Access to care as defined in the report can include waiting times for appointments, access to a continuum of care, access to providers from a full range of mental health care disciplines, choice of individual provider, geographic access, access to culturally competent treatment and telephone access.
At a press conference promoting the report's publication, Sen. Domenici noted that despite federal legislation mandating parity, those in need of mental health services are being hit with high deductibles and copayments, which may be another way to prevent access to care. As described in BNA's Health Care Policy Report, Domenici said that the best way to resolve the remaining problems involving parity coverage for mental illnesses is for states to pass parity laws with broader provisions than are federally required.

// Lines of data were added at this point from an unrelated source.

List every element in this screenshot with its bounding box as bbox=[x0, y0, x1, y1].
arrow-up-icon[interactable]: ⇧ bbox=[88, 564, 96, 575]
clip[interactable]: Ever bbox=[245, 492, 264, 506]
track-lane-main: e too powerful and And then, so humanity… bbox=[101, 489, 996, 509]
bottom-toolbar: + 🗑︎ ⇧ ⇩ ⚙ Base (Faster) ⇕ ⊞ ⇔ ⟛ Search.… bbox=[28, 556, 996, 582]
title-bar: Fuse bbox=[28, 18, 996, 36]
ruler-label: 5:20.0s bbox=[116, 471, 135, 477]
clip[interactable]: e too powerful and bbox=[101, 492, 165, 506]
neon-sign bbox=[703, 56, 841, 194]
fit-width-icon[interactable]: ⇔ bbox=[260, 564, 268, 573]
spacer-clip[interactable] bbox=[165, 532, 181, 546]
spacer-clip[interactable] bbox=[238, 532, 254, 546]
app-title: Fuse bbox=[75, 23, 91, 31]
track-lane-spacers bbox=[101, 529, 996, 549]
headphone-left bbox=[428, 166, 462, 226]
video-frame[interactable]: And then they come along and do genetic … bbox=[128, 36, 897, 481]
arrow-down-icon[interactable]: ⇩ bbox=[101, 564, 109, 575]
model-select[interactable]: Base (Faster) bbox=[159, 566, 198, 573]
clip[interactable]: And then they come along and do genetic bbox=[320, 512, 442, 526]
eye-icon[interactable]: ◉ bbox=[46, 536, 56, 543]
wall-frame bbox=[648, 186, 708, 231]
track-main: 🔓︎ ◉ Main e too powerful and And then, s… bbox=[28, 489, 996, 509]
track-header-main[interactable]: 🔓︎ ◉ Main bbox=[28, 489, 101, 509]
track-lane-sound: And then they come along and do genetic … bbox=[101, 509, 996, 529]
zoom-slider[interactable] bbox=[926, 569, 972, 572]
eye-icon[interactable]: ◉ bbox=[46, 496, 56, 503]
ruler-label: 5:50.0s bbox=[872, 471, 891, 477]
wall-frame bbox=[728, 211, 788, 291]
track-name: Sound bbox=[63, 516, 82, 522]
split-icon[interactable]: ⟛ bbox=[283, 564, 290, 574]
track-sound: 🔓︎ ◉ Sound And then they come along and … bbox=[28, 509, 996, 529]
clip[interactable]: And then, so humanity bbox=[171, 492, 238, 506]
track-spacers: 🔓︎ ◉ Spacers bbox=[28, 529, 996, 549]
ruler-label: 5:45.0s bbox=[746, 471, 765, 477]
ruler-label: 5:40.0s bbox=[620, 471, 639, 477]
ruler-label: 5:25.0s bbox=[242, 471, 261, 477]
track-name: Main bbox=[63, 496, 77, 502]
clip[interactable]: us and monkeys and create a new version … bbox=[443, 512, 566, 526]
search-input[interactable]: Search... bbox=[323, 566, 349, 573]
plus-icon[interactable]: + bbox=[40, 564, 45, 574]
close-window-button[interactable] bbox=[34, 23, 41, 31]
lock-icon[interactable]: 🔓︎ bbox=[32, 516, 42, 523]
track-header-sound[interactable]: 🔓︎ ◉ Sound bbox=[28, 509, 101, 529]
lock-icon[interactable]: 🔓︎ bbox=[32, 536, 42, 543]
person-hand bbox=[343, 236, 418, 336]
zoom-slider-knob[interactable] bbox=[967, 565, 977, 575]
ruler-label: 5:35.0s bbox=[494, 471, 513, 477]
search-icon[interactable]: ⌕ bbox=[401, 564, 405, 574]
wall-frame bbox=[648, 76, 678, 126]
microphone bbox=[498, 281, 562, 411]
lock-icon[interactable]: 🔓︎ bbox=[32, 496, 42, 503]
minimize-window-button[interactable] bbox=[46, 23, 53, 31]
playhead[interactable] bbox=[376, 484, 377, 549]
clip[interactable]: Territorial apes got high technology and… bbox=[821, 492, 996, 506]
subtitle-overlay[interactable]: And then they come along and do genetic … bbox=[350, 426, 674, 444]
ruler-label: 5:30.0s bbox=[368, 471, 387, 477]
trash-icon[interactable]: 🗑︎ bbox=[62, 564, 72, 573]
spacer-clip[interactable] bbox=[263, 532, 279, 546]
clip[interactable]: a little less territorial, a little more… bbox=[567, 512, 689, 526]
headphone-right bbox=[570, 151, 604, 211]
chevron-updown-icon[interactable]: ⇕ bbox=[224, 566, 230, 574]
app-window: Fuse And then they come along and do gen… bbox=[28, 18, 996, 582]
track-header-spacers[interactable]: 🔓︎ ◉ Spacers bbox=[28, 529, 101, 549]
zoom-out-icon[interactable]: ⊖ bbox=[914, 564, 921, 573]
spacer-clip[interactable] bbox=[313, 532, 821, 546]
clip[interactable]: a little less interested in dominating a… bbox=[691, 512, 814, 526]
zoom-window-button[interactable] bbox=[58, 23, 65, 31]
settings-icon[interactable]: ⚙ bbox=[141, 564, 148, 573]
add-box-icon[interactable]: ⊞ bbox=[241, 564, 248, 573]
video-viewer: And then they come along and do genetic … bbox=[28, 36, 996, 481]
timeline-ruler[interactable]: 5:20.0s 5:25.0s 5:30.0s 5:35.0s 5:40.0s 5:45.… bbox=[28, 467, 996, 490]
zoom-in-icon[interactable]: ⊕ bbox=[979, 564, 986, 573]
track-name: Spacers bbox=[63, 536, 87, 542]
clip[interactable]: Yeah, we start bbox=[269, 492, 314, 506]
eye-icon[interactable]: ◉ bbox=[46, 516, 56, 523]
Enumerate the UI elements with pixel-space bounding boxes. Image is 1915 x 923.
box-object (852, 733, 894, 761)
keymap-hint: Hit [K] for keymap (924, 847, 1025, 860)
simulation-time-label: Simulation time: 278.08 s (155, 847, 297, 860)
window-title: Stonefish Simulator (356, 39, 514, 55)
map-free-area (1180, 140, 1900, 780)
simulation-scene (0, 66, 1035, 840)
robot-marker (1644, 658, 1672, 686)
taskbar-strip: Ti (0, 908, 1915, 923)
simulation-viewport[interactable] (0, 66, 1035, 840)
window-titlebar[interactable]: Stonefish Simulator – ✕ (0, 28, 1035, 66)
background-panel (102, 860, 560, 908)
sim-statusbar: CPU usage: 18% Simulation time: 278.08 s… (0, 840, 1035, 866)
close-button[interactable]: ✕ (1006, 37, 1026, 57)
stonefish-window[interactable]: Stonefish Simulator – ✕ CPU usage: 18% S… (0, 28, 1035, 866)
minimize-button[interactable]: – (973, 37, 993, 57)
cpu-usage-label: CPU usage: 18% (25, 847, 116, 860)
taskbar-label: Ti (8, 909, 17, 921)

In future reports, Regier said the NAMHC parity workgroup, chaired by Mary Jane England, M.D., plans to follow up on the experiences of new groups and states regarding cost, access and quality of mental health services as they come under parity legislation or enhanced benefits. Other objectives of the workgroup will be to examine the interface between public and private managed behavioral health care and to more completely study the cost of parity and managed care services to children.
References
1.
Goldman W, McCulloch J, Sturm R (1998), Cost and utilization of mental health services before and after managed care. Health Affairs 17(2):40-52.
2.
National Institute of Mental Health (1998), Parity in Financing Mental Health Services: Managed Care Effects on Cost, Access and Quality-An Interim Report to Congress by the National Advisory Mental Health Council. NIH Publication number 98-4322.
3.
Sturm R, McCulloch J, Goldman W (1998), Mental Health and Substance Abuse Parity: a Case Study of Ohio's State Employees Program, Working Paper No. 128. Los Angeles: UCLA/Rand Center of Managed Care for Psychiatric Disorders.